Somehow, the Wilpons have managed to convince their fan base that such futility is to be expected, because, after all, they play in the small market of Flushing, Queens and can’t be expected to compete with that big bad evil empire that enjoys the bounty of that megalopolis in the Bronx.

And Mets fans being Mets fans are conditioned to expect that any good fortune falling upon their team is sure to be followed by utter catastrophe.

So it is that Syndergaard, who was doing a good deed over the All-Star break, visiting kids at a baseball camp, came away with a rather unpleasant illness that will sideline him for at least 10 days.

And Cespedes, who homered in Friday night’s 7-5 win over the much-hated and much-envied Yankees in his first game back since May 13, is once again on the shelf indefinitely.

If nothing else, Cespedes is keeping alive another great Mets tradition. He continues a decades-long streak of free-agent signings that have cost the Mets a bundle and netted them precisely nothing in return.

That list includes the likes of Jason Bay, who hit .234 with 26 home runs in parts of three seasons while collecting more than $60 million in Wilpon Bucks.

It includes Vince Coleman, the "highlight" of whose three seasons as a Met was when he nearly maimed a two-year-old girl with a carelessly tossed M-80.

It includes Kaz Matsui, who came over from Japan with the reputation of a power hitter but managed just 11 home runs in three seasons as a Met, prompting manager Bobby Valentine to observe wryly, "They sent me the wrong Matsui."

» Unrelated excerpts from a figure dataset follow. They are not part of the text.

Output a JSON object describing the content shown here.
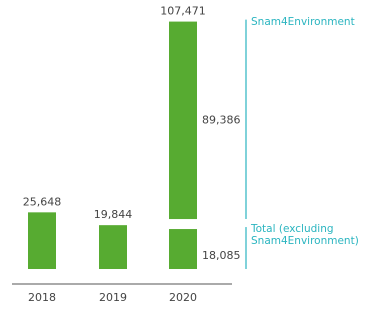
{
  "chart_data": {
    "type": "bar",
    "stacked": true,
    "categories": [
      "2018",
      "2019",
      "2020"
    ],
    "series": [
      {
        "name": "Total (excluding Snam4Environment)",
        "color": "#57ab31",
        "values": [
          25648,
          19844,
          18085
        ],
        "value_labels": [
          "25,648",
          "19,844",
          "18,085"
        ]
      },
      {
        "name": "Snam4Environment",
        "color": "#57ab31",
        "values": [
          null,
          null,
          89386
        ],
        "value_labels": [
          null,
          null,
          "89,386"
        ]
      }
    ],
    "totals": {
      "values": [
        null,
        null,
        107471
      ],
      "value_labels": [
        null,
        null,
        "107,471"
      ]
    },
    "legend_color": "#2bb5c0",
    "ylim": [
      0,
      110000
    ]
  }
}
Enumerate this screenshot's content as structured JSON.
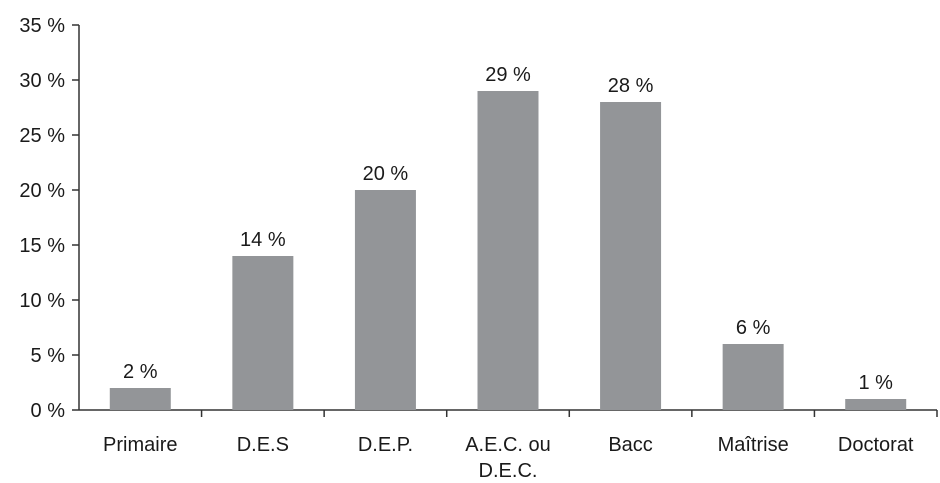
{
  "chart_data": {
    "type": "bar",
    "categories": [
      "Primaire",
      "D.E.S",
      "D.E.P.",
      "A.E.C. ou D.E.C.",
      "Bacc",
      "Maîtrise",
      "Doctorat"
    ],
    "category_label_lines": [
      [
        "Primaire"
      ],
      [
        "D.E.S"
      ],
      [
        "D.E.P."
      ],
      [
        "A.E.C. ou",
        "D.E.C."
      ],
      [
        "Bacc"
      ],
      [
        "Maîtrise"
      ],
      [
        "Doctorat"
      ]
    ],
    "values": [
      2,
      14,
      20,
      29,
      28,
      6,
      1
    ],
    "data_labels": [
      "2 %",
      "14 %",
      "20 %",
      "29 %",
      "28 %",
      "6 %",
      "1 %"
    ],
    "yticks": [
      0,
      5,
      10,
      15,
      20,
      25,
      30,
      35
    ],
    "ytick_labels": [
      "0 %",
      "5 %",
      "10 %",
      "15 %",
      "20 %",
      "25 %",
      "30 %",
      "35 %"
    ],
    "ylim": [
      0,
      35
    ],
    "title": "",
    "xlabel": "",
    "ylabel": "",
    "grid": false,
    "legend": "none",
    "colors": {
      "bar": "#939598",
      "axis": "#333333",
      "text": "#1a1a1a"
    }
  }
}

It includes Oliver Perez, who signed a three-year, $36 million deal – and won all of three games over the next two seasons. And it includes Bobby Bonilla, the poster child for terrible free agent deals, who the Mets will be paying until 2035.

Cespedes was unable to play in Sunday’s finale of the three-game Subway Series against the Yankees, which was just as well, since an evening rainstorm washed out the game, which was rescheduled for August 13.

But with the brilliant Jacob deGrom scheduled to pitch Sunday night, the postponement also cost the Mets a chance to win their first series in more than a month.

If this was 56 years ago, such a turn of events might even be funny.

But there's nothing Amazin' about the 2018 Mets. Appalling is more like it.